Since a ban was imposed in 1989, the druids have only managed to get within a few hundred yards of the circle. Plan B this year was to hold the ceremony among the signs on a traffic island outside the small nearby town of Amesbury - a modern metal henge of sorts and a monument to road building, but hardly the druids' favoured location to celebrate the wonders of Mother Earth. And since the Criminal Justice Act forbade illegal gatherings of 20 or more people on private land, they will have had to alter their ancient ceremony further by reducing their numbers to groups of 19 or less.

For those who did not rise with the sun this morning, it peeked over the North Sea at about 4.40, ushering in the longest day of the year. This is the pinnacle of the druidic year. Of eight spiritual days, my new druid friend explained, the summer solstice is of greatest significance.

"In the northern hemisphere it is the time of maximum fertility because the sun is aligned most closely with the Earth on that day," he said.

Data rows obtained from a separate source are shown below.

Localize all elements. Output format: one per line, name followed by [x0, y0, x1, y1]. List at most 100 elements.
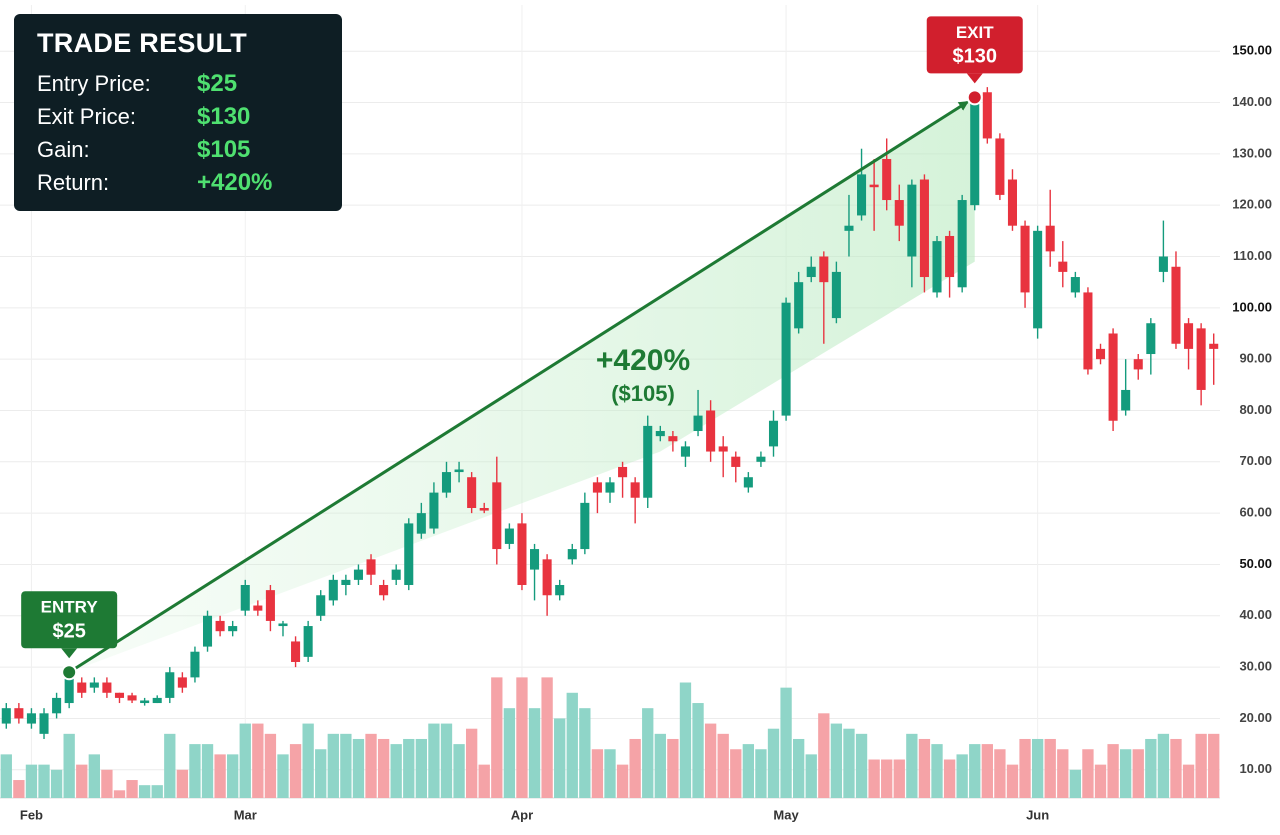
volume-bar	[440, 723, 453, 798]
gain-percent: +420%	[596, 344, 690, 377]
volume-bar	[516, 677, 528, 798]
volume-bar	[755, 749, 767, 798]
candle-body	[64, 672, 74, 704]
candle-body	[932, 241, 942, 293]
candle-body	[957, 200, 967, 288]
x-tick-label: May	[773, 807, 799, 822]
exit-label-box	[926, 16, 1023, 74]
volume-bar	[252, 723, 264, 798]
volume-bar	[403, 738, 415, 798]
candle-body	[240, 584, 250, 611]
row-label: Gain:	[37, 137, 90, 162]
volume-bar	[793, 738, 805, 798]
volume-bar	[704, 723, 717, 798]
candle-body	[1133, 359, 1143, 370]
candle-body	[492, 482, 502, 550]
volume-bar	[478, 764, 490, 798]
candle-body	[1108, 333, 1118, 421]
volume-bar	[302, 723, 314, 798]
y-tick-label: 80.00	[1239, 402, 1272, 417]
volume-bar	[541, 677, 553, 798]
candle-body	[14, 708, 24, 719]
candle-body	[756, 456, 766, 462]
panel-row: Exit Price: $130	[37, 100, 319, 133]
candle-body	[253, 605, 263, 611]
volume-bar	[377, 738, 390, 798]
candle-body	[806, 266, 816, 278]
volume-bar	[201, 744, 214, 798]
candle-body	[1095, 348, 1106, 360]
row-value: $25	[197, 70, 238, 97]
volume-bar	[50, 769, 63, 798]
volume-bar	[176, 769, 189, 798]
volume-bar	[642, 708, 654, 798]
volume-bar	[579, 708, 591, 798]
candle-body	[655, 431, 665, 437]
y-tick-label: 30.00	[1239, 659, 1272, 674]
volume-bar	[239, 723, 251, 798]
entry-label-box	[21, 591, 118, 649]
candle-body	[567, 549, 577, 560]
candle-body	[1184, 323, 1194, 349]
entry-label-pointer	[61, 648, 78, 659]
panel-row: Entry Price: $25	[37, 67, 319, 100]
volume-bar	[717, 733, 729, 798]
volume-bar	[730, 749, 742, 798]
y-tick-label: 130.00	[1232, 145, 1272, 160]
candle-body	[291, 641, 301, 662]
candle-body	[379, 584, 389, 596]
candle-body	[1, 708, 11, 724]
candle-body	[530, 549, 540, 570]
volume-bar	[679, 682, 692, 798]
candle-body	[1007, 179, 1018, 226]
volume-bar	[654, 733, 666, 798]
y-tick-label: 90.00	[1239, 351, 1272, 366]
candle-body	[1171, 266, 1181, 344]
volume-bar	[931, 744, 943, 798]
volume-bar	[76, 764, 88, 798]
candle-body	[26, 713, 36, 724]
volume-bar	[390, 744, 402, 798]
volume-bar	[1182, 764, 1195, 798]
volume-bar	[528, 708, 541, 798]
volume-bar	[843, 728, 855, 798]
candle-body	[391, 569, 401, 580]
y-tick-label: 10.00	[1239, 761, 1272, 776]
candle-body	[328, 579, 338, 601]
volume-bar	[1031, 738, 1044, 798]
y-tick-label: 50.00	[1239, 556, 1272, 571]
volume-bar	[918, 738, 931, 798]
candle-body	[718, 446, 728, 452]
candle-body	[869, 184, 879, 188]
candle-body	[127, 695, 137, 701]
volume-bar	[289, 744, 302, 798]
row-value: $105	[197, 136, 251, 163]
volume-bar	[0, 754, 12, 798]
candle-body	[215, 620, 225, 632]
volume-bar	[830, 723, 843, 798]
candle-body	[945, 235, 955, 278]
y-tick-label: 110.00	[1233, 248, 1272, 263]
volume-bar	[503, 708, 516, 798]
candle-body	[1045, 225, 1055, 252]
candle-body	[970, 97, 980, 206]
candle-body	[693, 415, 703, 432]
entry-title: ENTRY	[41, 598, 99, 617]
candle-body	[39, 713, 49, 734]
panel-row: Gain: $105	[37, 133, 319, 166]
candle-body	[52, 697, 62, 714]
candle-body	[140, 700, 150, 704]
volume-bar	[1132, 749, 1144, 798]
y-tick-label: 20.00	[1239, 710, 1272, 725]
volume-bar	[956, 754, 968, 798]
x-tick-label: Mar	[234, 807, 257, 822]
candle-body	[580, 502, 590, 550]
candle-body	[467, 477, 477, 509]
candle-body	[1020, 225, 1030, 293]
volume-bar	[692, 703, 704, 798]
candle-body	[1121, 389, 1131, 411]
volume-bar	[1120, 749, 1132, 798]
candle-body	[995, 138, 1005, 195]
volume-bar	[428, 723, 440, 798]
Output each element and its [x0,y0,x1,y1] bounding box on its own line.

"We have always believed that a ceremony of living was held on the longest day. It is when we pray for wisdom and inspiration, for the Government and the people, and for the well-being of the Earth."

The summer solstice Gorsedd, or ceremony, is a colourful affair. The druids and druidesses are adorned with garlands of oak leaves and branches. (Oak, being one of the broadest trees, can shelter more species than most and represents the all-powerful sun at midsummer.) A herald blows a horn (a conch shell or hunting horn) to call the druids to the ceremony where they form into a circle.

"The event is `bid', or addressed, and the druids celebrate the marriage of the sun and the Earth," the Archdruid said. "Then the four quarters are called - a proclamation by a horn's blast. East first, then South, West and North are summoned in invocations of the ancient Celtic guardians of the quarters which correspond to the archangels of Christian tradition." Then offerings of oak leaves and summer flowers are held aloft for blessing by the archdruids and the people.

"If the ceremony is performed well - and English Heritage permitting - this coincides with the moment the sun comes up over the Hele Stoneand a moment of silence is observed by the assembly during this most solemn time," said the Archdruid, slowly and exactly. "To me, it represents the living period of contact with the Divine. I and those others who take this seriously feel inspired and enriched in our personal and creative lives."

The "others who take this seriously" are growing in number. In 1989 the Council of British Druid Orders was formed with just two or three founding member orders which had been going, according to history and legend, for 1,500 years. Now there are 12 major orders throughout Britain and the Celtic islands, and five minor ones, comprising 15,000 members.

"Druidism is more and more popular," the Archdruid said. "There are 1,300 ancient druid sites throughout the British Isles which also have their Gorsedd recorded under statute and to which great medieval fairs became attached, so all parts of Britain with sacred sites are ripe for druid revival." With the currently strong green movement and increasing interest in New Age thought, druidism is becoming more acceptable.

To prove the point, the Archdruid took me, blinking, from the White Spring Cafe, out into the evening sunshine and up the Tor where we met the tipsy remains of a wedding he had blessed earlier that afternoon. A slight, elfin woman with oak garlands in her hair floated up in a white dress and cloak and offered me the dregs of a bottle of mead.

"Have you just got married?" I asked.

"No, not me. King Arthur's Green Knight over there has just married Hera Lacinia, the woman in the green cloak," she replied.

I sipped their sweet mead, patted their dogs and admired a tranquil scene, before reluctantly heading down the Tor and back into the modern world, leaving Rollo and his druids to their music-making.